Men can be flushed in the face and burn with zeal in respect to that which is impure and sinful. The Jews had a zeal of God but not according to knowledge, so that they went about establishing their own righteousness (Rom. 10:2–3). With great zeal Paul persecuted the church of God (Phil. 3:6). The false teachers among the Galatian converts were zealous but not correct (Gal. 4:17). These biblical examples of false zeal serve as a warning to us. In religious circles today the watchword is sincerity. It is not thought important what a person believes or how he lives as long as he is sincere. Notice how sincere he is! Well, the Jews were sincere in their works righteousness. In fact there was a sect of the Jews, called the Zealots who ‘were rigorous in their adherence to Mosaic law, using force to get others to agree with them. (Perhaps Simon Zelotes, one of the twelve, was so named because he belonged to this sect before his conversion.) Today the Roman Catholics and members of various cults are also sincere. So much for sincerity if it does not burn with holy fire! God’s jealousy (self-zeal) burns against all those not in harmony with the holy scriptures.

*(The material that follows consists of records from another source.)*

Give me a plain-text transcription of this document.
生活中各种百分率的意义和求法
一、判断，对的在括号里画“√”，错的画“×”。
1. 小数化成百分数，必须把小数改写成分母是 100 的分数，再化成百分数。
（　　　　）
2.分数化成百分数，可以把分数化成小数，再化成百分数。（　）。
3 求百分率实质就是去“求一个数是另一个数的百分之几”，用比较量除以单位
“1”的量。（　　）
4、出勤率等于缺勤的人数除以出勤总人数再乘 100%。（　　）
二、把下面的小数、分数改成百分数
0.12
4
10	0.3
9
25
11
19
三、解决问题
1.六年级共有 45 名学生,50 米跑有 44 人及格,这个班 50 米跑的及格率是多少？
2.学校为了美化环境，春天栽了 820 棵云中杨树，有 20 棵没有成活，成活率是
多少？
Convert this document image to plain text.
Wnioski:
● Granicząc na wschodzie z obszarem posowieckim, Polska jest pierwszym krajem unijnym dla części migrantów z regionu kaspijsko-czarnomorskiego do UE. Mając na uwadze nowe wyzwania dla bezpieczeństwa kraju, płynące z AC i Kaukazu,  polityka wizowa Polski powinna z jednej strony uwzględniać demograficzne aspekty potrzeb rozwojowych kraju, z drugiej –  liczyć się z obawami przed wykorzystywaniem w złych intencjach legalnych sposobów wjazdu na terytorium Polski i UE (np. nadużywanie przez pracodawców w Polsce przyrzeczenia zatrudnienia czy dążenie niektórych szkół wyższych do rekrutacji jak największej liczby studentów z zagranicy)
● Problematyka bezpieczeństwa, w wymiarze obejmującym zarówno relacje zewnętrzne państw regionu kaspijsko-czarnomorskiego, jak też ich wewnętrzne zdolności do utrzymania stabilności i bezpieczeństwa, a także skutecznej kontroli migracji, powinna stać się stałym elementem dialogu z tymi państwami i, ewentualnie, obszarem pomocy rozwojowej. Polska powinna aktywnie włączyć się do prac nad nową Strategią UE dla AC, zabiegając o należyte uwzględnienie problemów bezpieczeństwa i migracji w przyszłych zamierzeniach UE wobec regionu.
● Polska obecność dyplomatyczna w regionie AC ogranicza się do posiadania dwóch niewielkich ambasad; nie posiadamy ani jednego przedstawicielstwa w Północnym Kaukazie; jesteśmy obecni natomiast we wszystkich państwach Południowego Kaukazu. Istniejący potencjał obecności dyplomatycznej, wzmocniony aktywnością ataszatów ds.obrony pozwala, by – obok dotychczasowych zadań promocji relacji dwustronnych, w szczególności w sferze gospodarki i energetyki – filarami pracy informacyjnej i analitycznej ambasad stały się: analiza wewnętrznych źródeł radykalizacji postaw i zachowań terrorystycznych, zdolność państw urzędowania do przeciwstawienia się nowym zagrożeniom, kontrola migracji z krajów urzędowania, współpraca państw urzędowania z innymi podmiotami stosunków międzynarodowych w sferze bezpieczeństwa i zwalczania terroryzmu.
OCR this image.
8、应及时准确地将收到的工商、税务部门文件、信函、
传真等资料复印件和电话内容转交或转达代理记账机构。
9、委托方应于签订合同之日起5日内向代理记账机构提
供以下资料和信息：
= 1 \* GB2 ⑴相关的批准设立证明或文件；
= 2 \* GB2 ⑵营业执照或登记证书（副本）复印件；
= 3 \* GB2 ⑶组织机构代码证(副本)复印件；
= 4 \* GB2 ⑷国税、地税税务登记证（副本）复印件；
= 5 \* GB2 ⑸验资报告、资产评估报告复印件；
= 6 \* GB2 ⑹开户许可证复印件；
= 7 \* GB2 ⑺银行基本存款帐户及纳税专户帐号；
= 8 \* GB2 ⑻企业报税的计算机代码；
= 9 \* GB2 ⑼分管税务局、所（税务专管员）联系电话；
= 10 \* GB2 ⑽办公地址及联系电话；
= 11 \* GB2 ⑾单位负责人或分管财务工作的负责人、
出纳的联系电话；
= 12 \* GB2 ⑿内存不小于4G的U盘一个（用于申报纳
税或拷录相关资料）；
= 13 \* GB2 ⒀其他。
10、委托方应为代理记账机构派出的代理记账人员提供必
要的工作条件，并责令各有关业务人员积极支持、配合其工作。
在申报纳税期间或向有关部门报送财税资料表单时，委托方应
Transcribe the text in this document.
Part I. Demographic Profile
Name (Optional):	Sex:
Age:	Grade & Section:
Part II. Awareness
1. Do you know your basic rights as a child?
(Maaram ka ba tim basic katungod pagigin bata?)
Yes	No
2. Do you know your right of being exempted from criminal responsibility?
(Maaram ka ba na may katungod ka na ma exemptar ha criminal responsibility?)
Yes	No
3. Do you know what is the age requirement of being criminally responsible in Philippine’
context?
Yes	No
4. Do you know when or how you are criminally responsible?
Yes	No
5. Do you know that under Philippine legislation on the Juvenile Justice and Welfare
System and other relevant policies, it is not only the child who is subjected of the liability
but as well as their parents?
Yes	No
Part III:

The greatest example of holy zeal is that of Jesus Christ, whose zeal for the house where God’s honor dwelleth consumed him at all times! See him cleansing the temple at the beginning of his earthly ministry, driving out the merchandisers and their animals with a whip, upsetting their money tables, proclaiming the truth of his Father’s house. Remember another man after God’s own heart who was eaten up with an identical zeal (Ps. 69:9). Yes, the Jesus who is portrayed today as so harmless that he would never hurt a fly was red in the face, was incited to slash right and left with a scourge, spoke hard words, because there burned in his heart such a love for God, such a desire for his glory, such a longing for the perfection of his cause, that with utter self-forgetfulness he never considered his own name and standing. For these things he prayed more than any man; for these things he labored so arduously that he often forgot to eat. It was his meat to do the will of God who sent him and to finish the work given him to do (John 4:34). In all his work he was driven, filled with fire, consumed, until he gave himself to be consumed on the cross.

Are there men, women, and children filled with that same zeal today? Yes, there are. For not only did Christ give himself for us that he might redeem us from all iniquity, but he also “purifies unto himself a peculiar people, zealous of good works” (Titus 2:14). Every member of the body of Christ partakes of his anointing and partakes of his fire and zeal. Every child of God is concerned to bring forth good works which will be to the praise of his Father in heaven. A lukewarm Christian is a contradiction in terms (Rev. 3:15–16).

May the zeal of Christ consume you and me! May that be our meat and drink all our days.